De esta forma, el texto modifica el artículo 194 del Código Penal, que estipula la pena para "aquel que sin crear una situación de peligro común, impidiere, estorbare o entorpeciere el normal funcionamiento de los transportes por tierra, agua o aire o los servicios públicos de comunicación, de provisión de agua, de electricidad o de sustancias energéticas".

En la actualidad la norma establece que deberá cumplir de tres meses a dos años de prisión. Sin embargo, el proyecto que envió Milei al Congreso eleva esa pena de un año a tres años y medio. Gracias a esto, quienes reciban la pena máxima tendrán que cumplir prisión efectiva.

Quienes no tengan antecedentes penales o penas previas de prisión en suspenso o libertad condicional, la prisión es efectiva a partir de una condena de tres años. La pena se agrava si el piquetero porta un arma propia, impropia o si daña a la integridad física de las personas. En estos casos deberá cumplir entre dos y cuatro años de prisión.

Qué dice la Ley Ómnibus sobre los jefes de los movimientos sociales

Incluso, dentro de la Ley Ómnibus está incorporada la figura del organizador. "Quienes dirijan, organicen o coordinen una reunión o manifestación que impidiere, estorbare o entorpeciere la circulación o el transporte público o privado o que causare lesiones a las personas o daños a la propiedad serán reprimidos con prisión de dos a cinco años. Incluso aunque no estén presentes en la manifestación o el acampe", explican.
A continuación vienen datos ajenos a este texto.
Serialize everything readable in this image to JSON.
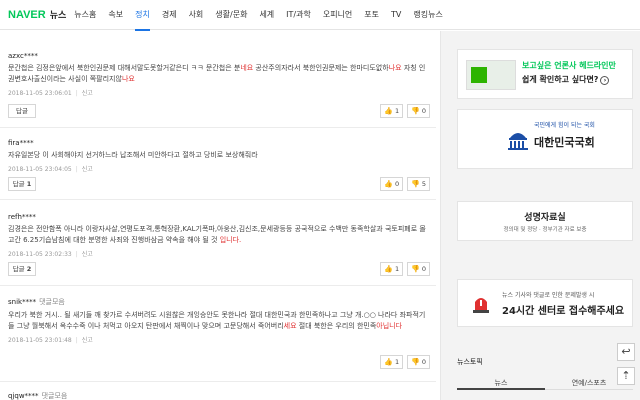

En esa misma línea, para los jefes de los movimientos sociales corresponderá una pena de prisión o reclusión de tres a seis años si mediante intimidación, simulando autoridad pública o falsa orden de la autoridad, bajo promesa de remuneración o bajo amenaza de quita o de asignación de un beneficio, plan, subsidio de cualquier índole, obliguen a otro a asistir, permanecer o alejarse.